# -*- coding: utf-8 -*-
# 这个文件用于存放一些常用的函数
import numpy as np
import os
import random
import pandas as pd
from scipy.io import arff
from sklearn.preprocessing import LabelEncoder, StandardScaler
from sklearn.impute import SimpleImputer


def MV(adj, n_cls):
    result = []
    result_pros = []
    for i in range(adj.shape[0]):
        count = np.zeros(n_cls)
        for j in range(adj.shape[1]):
            if adj[i][j] != -1:
                count[adj[i][j]] += 1
        index = np.argmax(count)
        result.append(index)
        if count[index] != 0:
            result_pros.append(count[index] / sum(count))
        else:
            result_pros.append(0)
    return np.array(result), np.array(result_pros)

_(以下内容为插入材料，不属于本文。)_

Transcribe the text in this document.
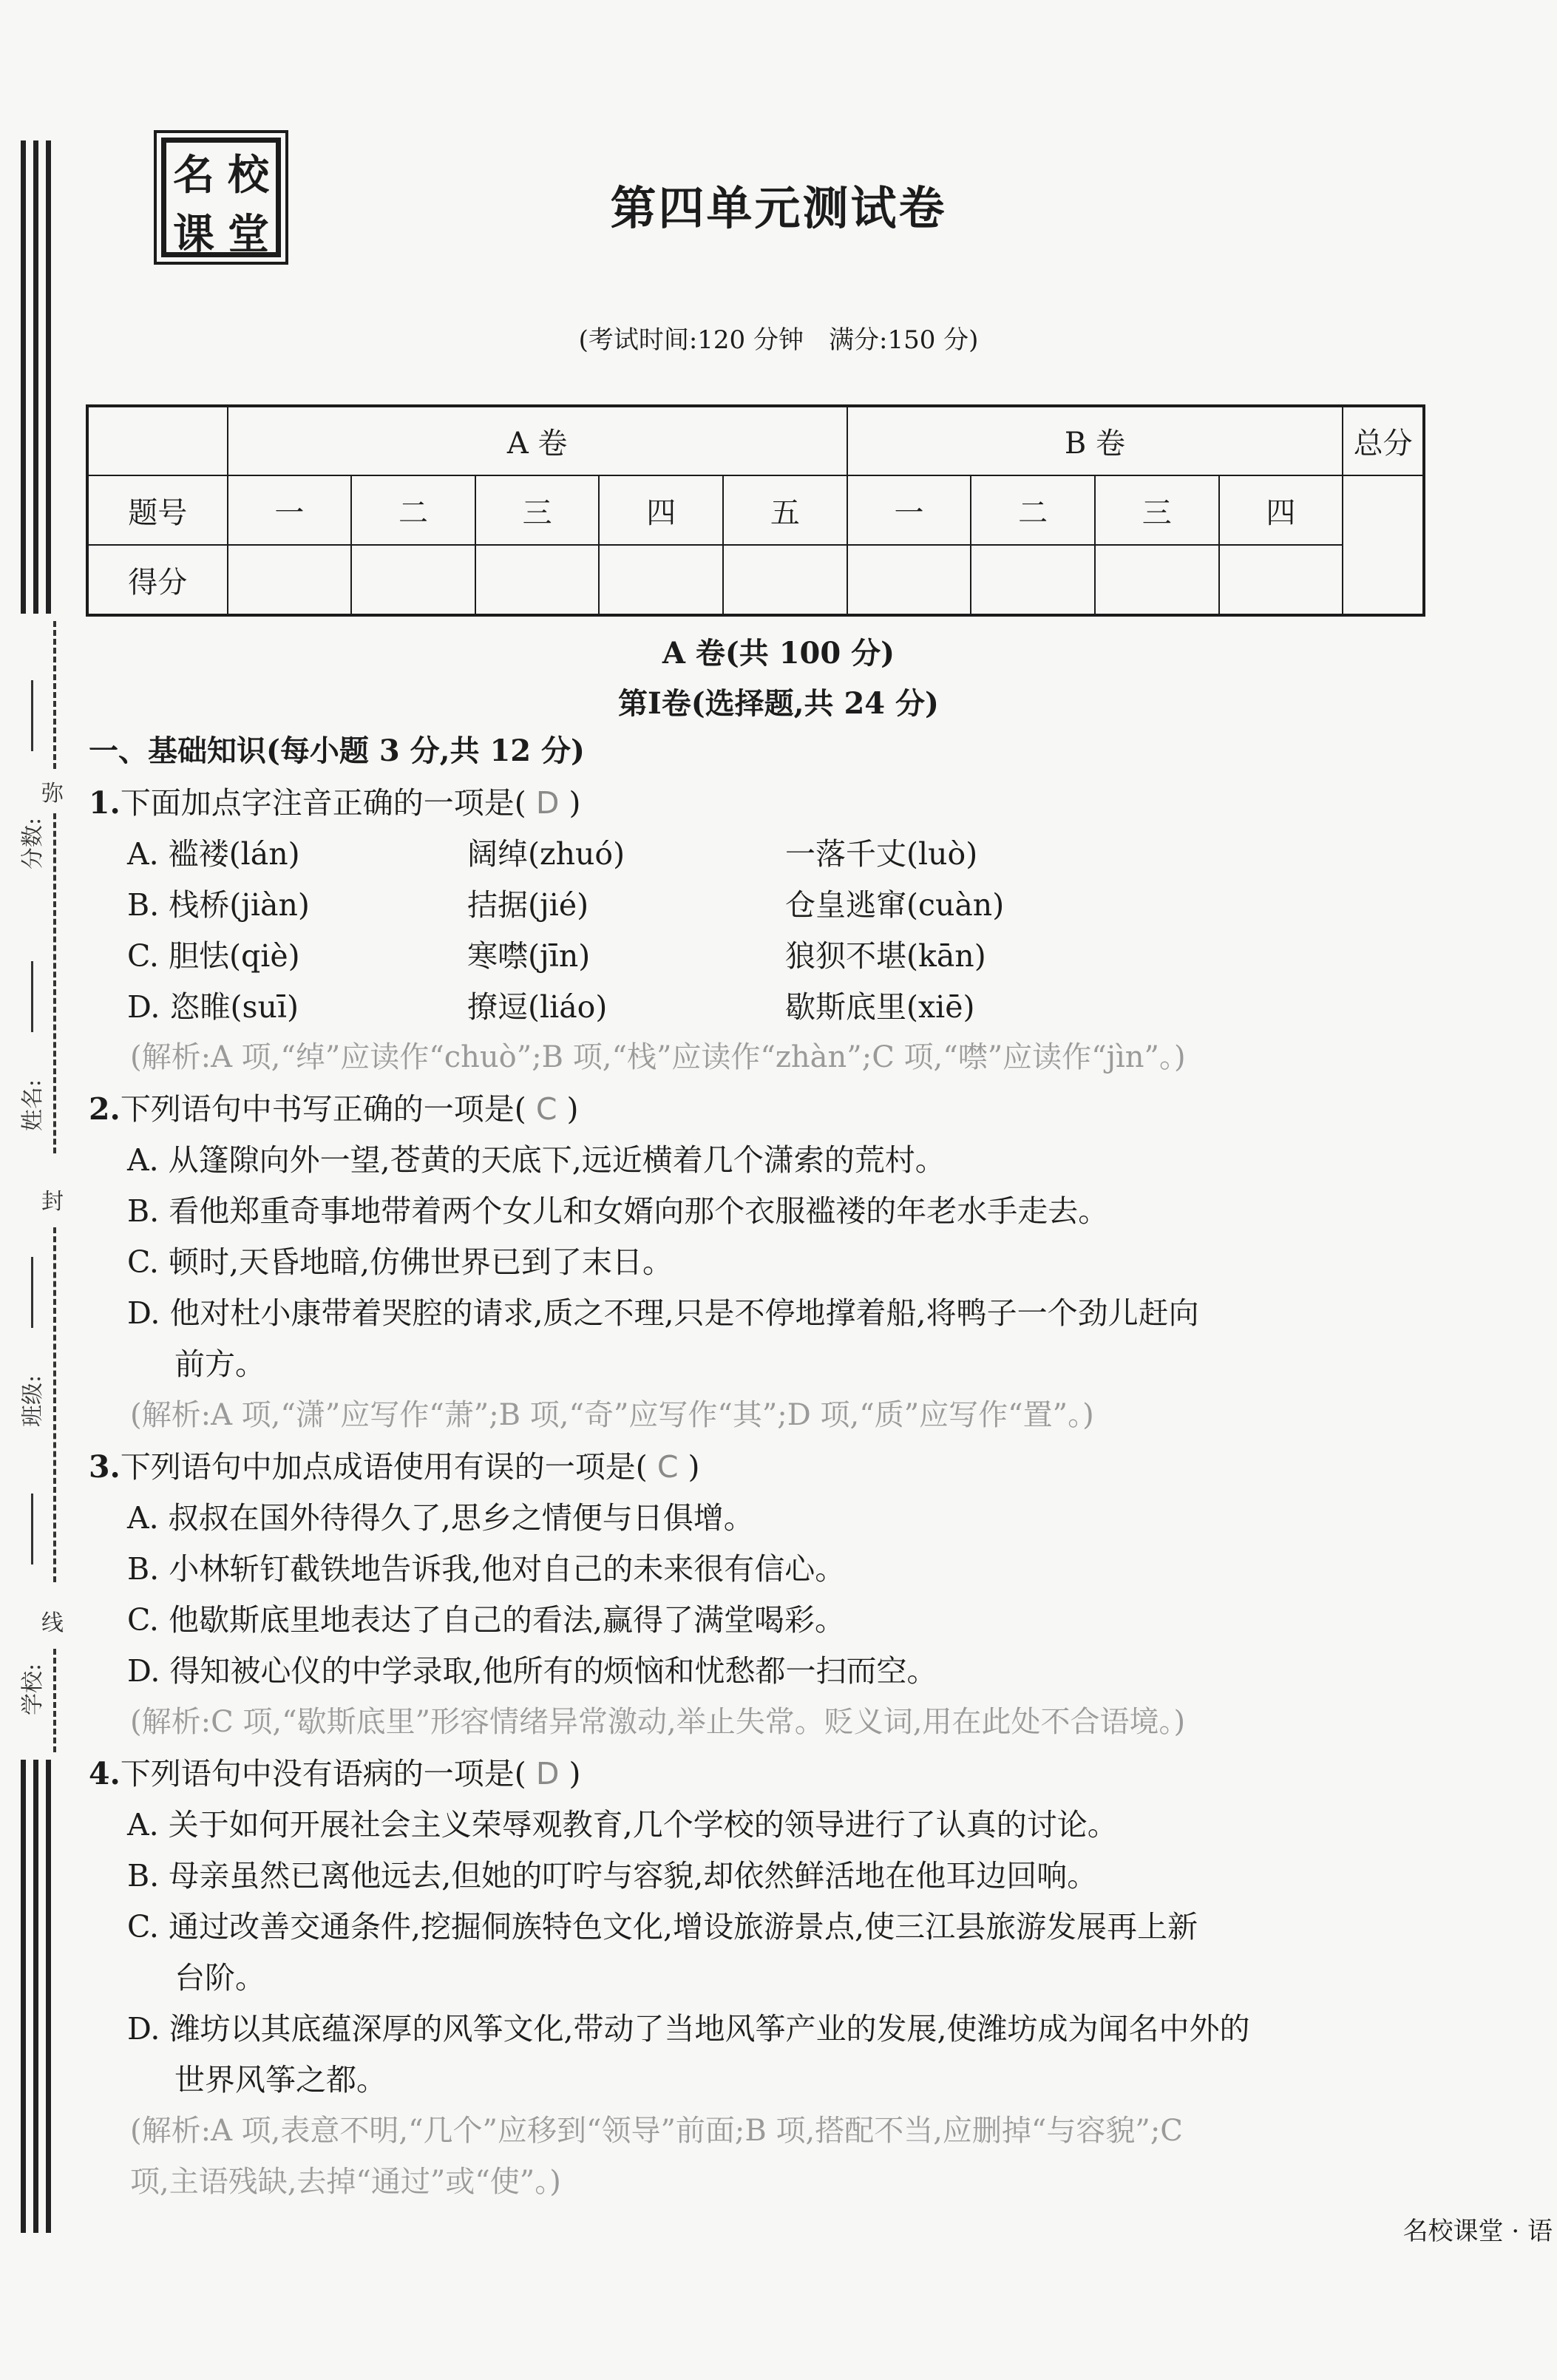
弥
封
线
分数:
姓名:
班级:
学校:
名 校
课 堂	第四单元测试卷
(考试时间:120 分钟　满分:150 分)
	A 卷					B 卷				总分
题号	一	二	三	四	五	一	二	三	四	
得分										
A 卷(共 100 分)
第Ⅰ卷(选择题,共 24 分)
一、基础知识(每小题 3 分,共 12 分)
1.下面加点字注音正确的一项是( D )
A. 褴褛(lán)	阔绰(zhuó)	一落千丈(luò)
B. 栈桥(jiàn)	拮据(jié)	仓皇逃窜(cuàn)
C. 胆怯(qiè)	寒噤(jīn)	狼狈不堪(kān)
D. 恣睢(suī)	撩逗(liáo)	歇斯底里(xiē)
(解析:A 项,“绰”应读作“chuò”;B 项,“栈”应读作“zhàn”;C 项,“噤”应读作“jìn”。)
2.下列语句中书写正确的一项是( C )
A. 从篷隙向外一望,苍黄的天底下,远近横着几个潇索的荒村。
B. 看他郑重奇事地带着两个女儿和女婿向那个衣服褴褛的年老水手走去。
C. 顿时,天昏地暗,仿佛世界已到了末日。
D. 他对杜小康带着哭腔的请求,质之不理,只是不停地撑着船,将鸭子一个劲儿赶向
前方。
(解析:A 项,“潇”应写作“萧”;B 项,“奇”应写作“其”;D 项,“质”应写作“置”。)
3.下列语句中加点成语使用有误的一项是( C )
A. 叔叔在国外待得久了,思乡之情便与日俱增。
B. 小林斩钉截铁地告诉我,他对自己的未来很有信心。
C. 他歇斯底里地表达了自己的看法,赢得了满堂喝彩。
D. 得知被心仪的中学录取,他所有的烦恼和忧愁都一扫而空。
(解析:C 项,“歇斯底里”形容情绪异常激动,举止失常。贬义词,用在此处不合语境。)
4.下列语句中没有语病的一项是( D )
A. 关于如何开展社会主义荣辱观教育,几个学校的领导进行了认真的讨论。
B. 母亲虽然已离他远去,但她的叮咛与容貌,却依然鲜活地在他耳边回响。
C. 通过改善交通条件,挖掘侗族特色文化,增设旅游景点,使三江县旅游发展再上新
台阶。
D. 潍坊以其底蕴深厚的风筝文化,带动了当地风筝产业的发展,使潍坊成为闻名中外的
世界风筝之都。
(解析:A 项,表意不明,“几个”应移到“领导”前面;B 项,搭配不当,应删掉“与容貌”;C
项,主语残缺,去掉“通过”或“使”。)
名校课堂 · 语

# 加载数据 (X和L，其中X是从arff中读取，L是从response.txt中读取)
def load_data(filename):
    data, meta = arff.loadarff('realData/{}.arff'.format(filename))
    df = pd.DataFrame(data)
    X = preprocess(df)

    # 读取真标文件和打标文件
    true_labels_path = 'realData/{}.gold.txt'.format(filename)
    dataset_path = 'realData/{}.response.txt'.format(filename)

    # 读取真实标签
    file = open(true_labels_path, "r")
    strs_true = file.readlines()
    file.close()

    # 读取工人标注
    file = open(dataset_path, "r")
    strs_labels = file.readlines()
    file.close()

    num_tsk = len(strs_true)
    worker_id = []
    class_id = []

    # 对齐工人id和工人下标
    for i in range(len(strs_labels)):
        strs_labels[i] = strs_labels[i].strip().split('	')
        worker_id.append(strs_labels[i][0])
        class_id.append(strs_labels[i][-1])
    worker_id = np.unique(worker_id)
    worker_dist = {}
    for i in range(len(worker_id)):
        worker_dist[worker_id[i]] = i

    num_wkr = len(worker_id)
    num_cls = len(np.unique(class_id))

    # 对其实例id和实例下标
    true_labels = []
    tsk_dist = {}

    for i in range(num_tsk):
        strs_true[i] = strs_true[i].strip().split('	')
        true_labels.append(int(strs_true[i][1]))
        tsk_dist[strs_true[i][0]] = i

    # 构建标记矩阵，未打标为-1
    adj = []
    for i in range(num_tsk):
        adj.append([])
    for i in range(len(strs_labels)):
        tsk_index = tsk_dist[strs_labels[i][1]]
        temp_class = int(strs_labels[i][2])
        adj[tsk_index].append(temp_class)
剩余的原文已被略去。